Caramelized pumpkin and orange cream
- 2 large oranges
- 150 g of canned pumpkin puree or fresh pumpkin
- 2 tablespoons powdered sugar
- ½ teaspoon ground cinnamon
- 2 to 3 tablespoons orange liqueur
- 20 g vanilla pudding powder
- 50 g Crème fraîche
- 4 tablespoons brown sugar (approximately)
Cut the oranges in half and squeeze them, being careful not to break the skins which we are going to use to serve this dessert. We’ll need 300 ml of juice for this recipe, if you do not get this amount out of the 2 oranges, then you could squeeze another orange, but we only need two oranges for serving.
As I said before, I used a can of pumpkin puree, but in the original version of this recipe the author uses 150 g of fresh pumpkin. The decision is yours, because the preparation time doesn’t vary dramatically from one method to the other.
If we use canned pumpkin puree, then mix it with the juice, sugar and cinnamon in a saucepan. Cook, stirring frequently, over low heat until it begins to slightly thicken, about 7 or 8 minutes (if you use fresh pumpkin, peel it and cut into small pieces, mix with the juice, sugar and cinnamon and let it simmer for 15 minutes until soft, stirring from time to time) and add the liqueur (if fresh pumpkin is used, liquefy after adding the liquor).
Measure 150 ml of this mixture and combine with the pudding powder, stirring until there are no lumps. Then mix with the rest of the pumpkin mixture and bring it to the stove again. Let it boil over medium heat, stirring constantly, until the custard thickens (about 3 minutes).
Removed the cream from heat, add the crème fraîche and mix well.
Now fill orange halves with the cream and refrigerate for 2 hours. One tip, if the oranges don’t stand right, you can place them in glasses or cups for not spilling the cream.
After that time, sprinkle about one tablespoon of brown sugar over each orange and caramelize with a blowtorch.
If you, like me, don’t own a torch (and also do not mind sacrificing a spoon for the sake of a perfect presentation), a good solution is to take a metal spoon and heat it over the fire (being careful not to burn yourself) and burn the sugar with it.

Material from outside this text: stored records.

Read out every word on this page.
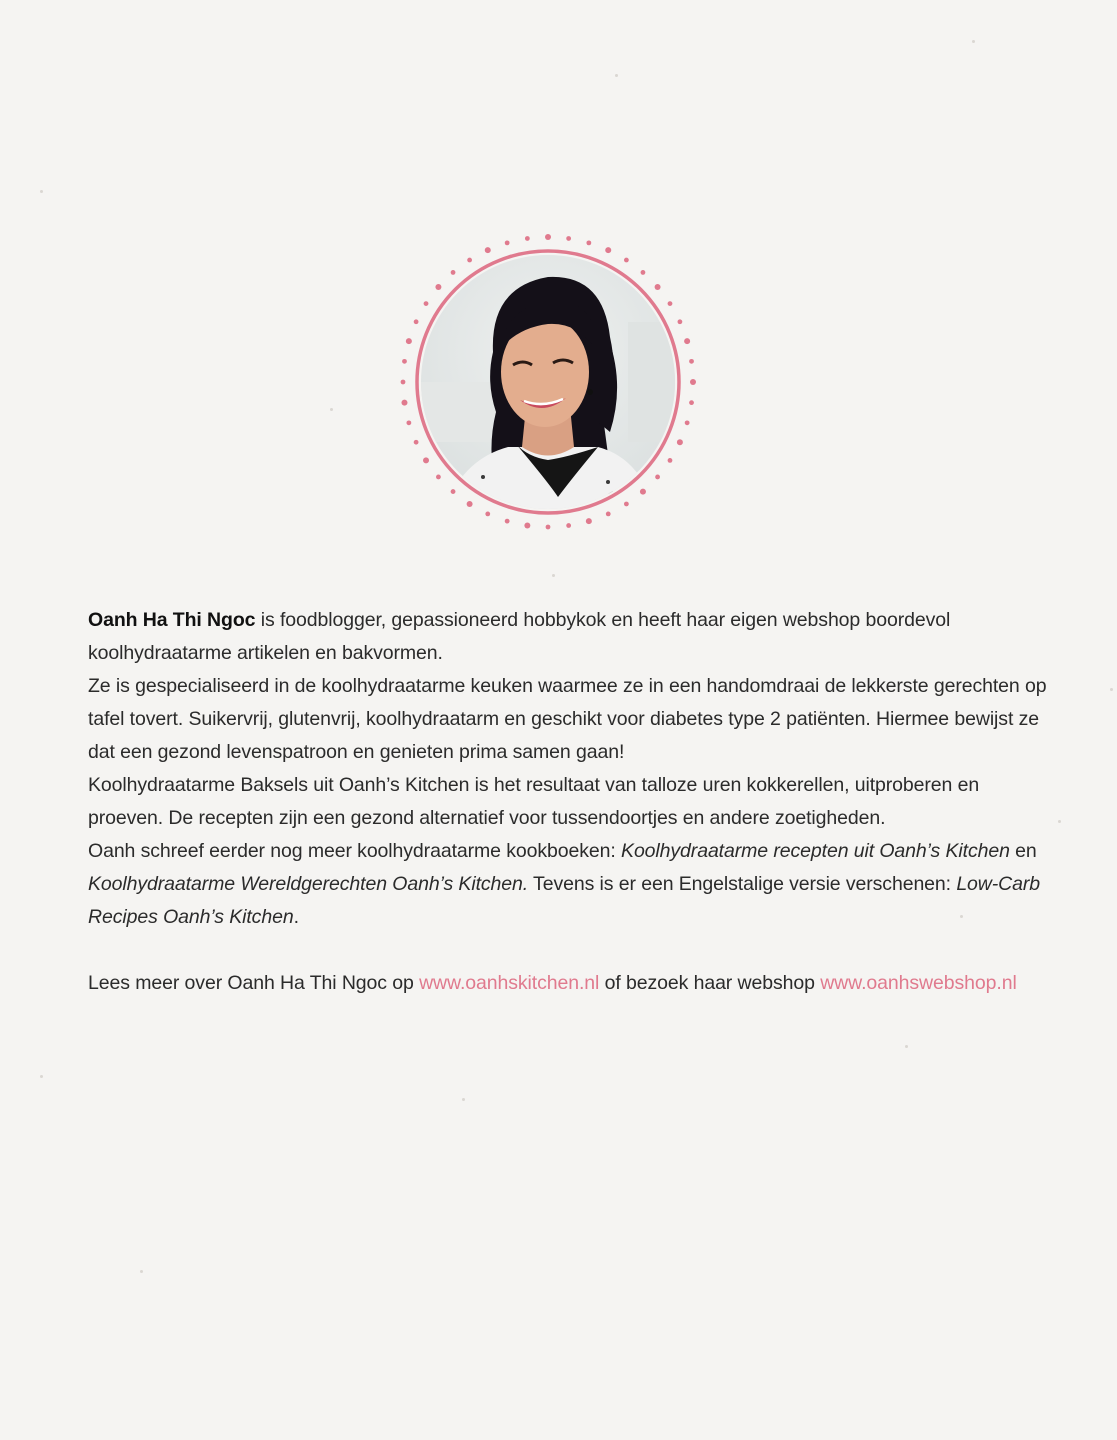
Oanh Ha Thi Ngoc is foodblogger, gepassioneerd hobbykok en heeft haar eigen webshop boordevol koolhydraatarme artikelen en bakvormen.

Ze is gespecialiseerd in de koolhydraatarme keuken waarmee ze in een handomdraai de lekkerste gerechten op tafel tovert. Suikervrij, glutenvrij, koolhydraatarm en geschikt voor diabetes type 2 patiënten. Hiermee bewijst ze dat een gezond levenspatroon en genieten prima samen gaan!

Koolhydraatarme Baksels uit Oanh’s Kitchen is het resultaat van talloze uren kokkerellen, uitproberen en proeven. De recepten zijn een gezond alternatief voor tussendoortjes en andere zoetigheden.

Oanh schreef eerder nog meer koolhydraatarme kookboeken: Koolhydraatarme recepten uit Oanh’s Kitchen en Koolhydraatarme Wereldgerechten Oanh’s Kitchen. Tevens is er een Engelstalige versie verschenen: Low-Carb Recipes Oanh’s Kitchen.

Lees meer over Oanh Ha Thi Ngoc op www.oanhskitchen.nl of bezoek haar webshop www.oanhswebshop.nl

The second recipe, pumpkin and apple muffins with streusel, I took it out of the back of the label from the can of pumpkin puree, although I modified it a bit to give it a personal touch.

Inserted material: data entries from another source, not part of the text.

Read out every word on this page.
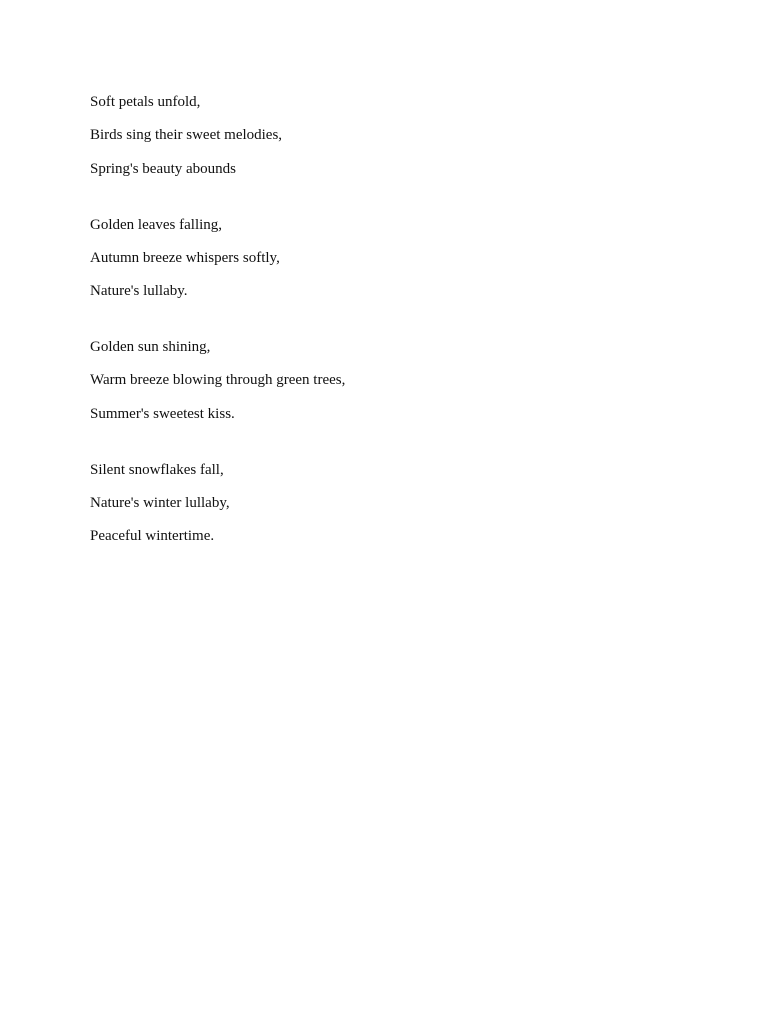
Soft petals unfold,
Birds sing their sweet melodies,
Spring's beauty abounds
Golden leaves falling,
Autumn breeze whispers softly,
Nature's lullaby.
Golden sun shining,
Warm breeze blowing through green trees,
Summer's sweetest kiss.
Silent snowflakes fall,
Nature's winter lullaby,
Peaceful wintertime.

Pumpkin Apple Muffins with streusel
- 310 g flour
- 400 g Sugar
- 1 teaspoon ground cinnamon
- ½ teaspoon ground ginger
- ½ teaspoon nutmeg
- 1 teaspoon baking powder
- ½ teaspoon salt
- 2 eggs, lightly beaten
- 225 g pumpkin puree
- 7 tablespoons beurre noisette *
- 2 apples, peeled and finely chopped
For streusel topping
- 2 tablespoons flour
- 60 g of sugar
- ½ teaspoon cinnamon
- 4 teaspoons butter
Preheat oven to 180 ºC (350ºF)
In a large bowl mix the flour, sugar, spices, baking powder and salt. Reserve.
In another bowl mix the beaten eggs with the pumpkin puree and beurre noisette *
Now add liquid ingredients to dry ingredients; stir until just absorbed. Add the apples and mix a bit more to evenly distribute them.
Line a muffin pan with paper liners and fill them with the batter (about ¾ full). Sprinkle some streusel topping over the batter and bake for 35-40 minutes or until skewer inserted comes out clean.
I know that this post is longer than usual, but I know that if I don’t publish the two recipes today is quite unlikely of me to do so before Thanksgiving and as you see in the photos, the theme was already established.
I hope you enjoy these recipes as much as we did at home, because they have already disappeared.
Beurre noisette *: It is made by heating the butter in a saucepan (preferably thick bottomed) over medium heat until butter acquire a nice light brown color (hazel) and some brown spots appears. To stop the cooking and avoid burning the butter, immerse the bottom of the pan in cold water.